Let $A$ and $B$ be subspaces of vector spaces $V$ and $W$ respectively.
Given $a\in A$ and $b\in B$, there are two possible interpretations of $a\otimes b$: we can think of it as a member of $A\otimes B$ or as a member of $V\otimes W$.
So I tried to free myself of this apparent ambiguity by defining $f:A\times B\to V\otimes W$ as $f(x, y)=x\otimes y$ for all $(x, y)\in A\times B$, where, of course, $x\otimes y$ is thought of as a member of $V\otimes W$ and not $A\otimes B$.
Since $f$ is a bilinear map, it induces a unique linear map $\bar f:A\otimes B\to V\otimes W$ which send $x\otimes y\in A\otimes B$ to $x\otimes y\in V\otimes W$ for all $x\in A$ and $y\in B$.
If $\bar f$ were injective, then the ambiguity could be dissolved.
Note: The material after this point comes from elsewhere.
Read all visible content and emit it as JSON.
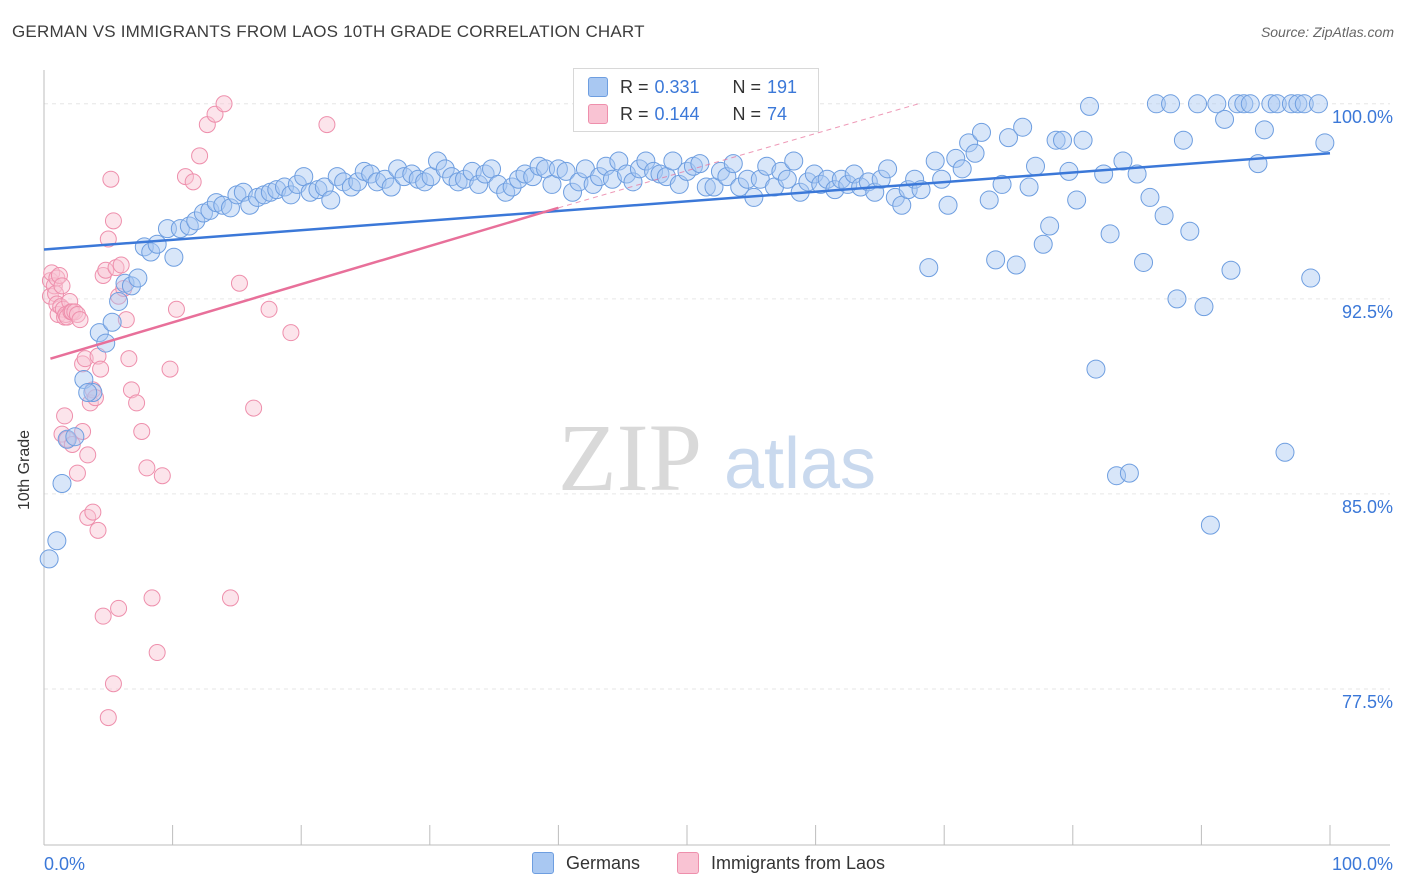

But I am unable to show it.
What am I missing?
Choose bases $(E_i)$ and $(F_j)$ for $A$ and $B$ and extend them to bases for $V$ and $W$, respectively. We get a basis $(E_i\otimes F_j)$ for $A\otimes B$, and in the same way the extensions give a basis for $V\otimes W$. Then, we get that $\bar{f}$ maps a basis of $A\otimes B$ to a linearly independent subset of $V\otimes W$ (a subset of a basis). This shows that $\bar{f}$ is injective.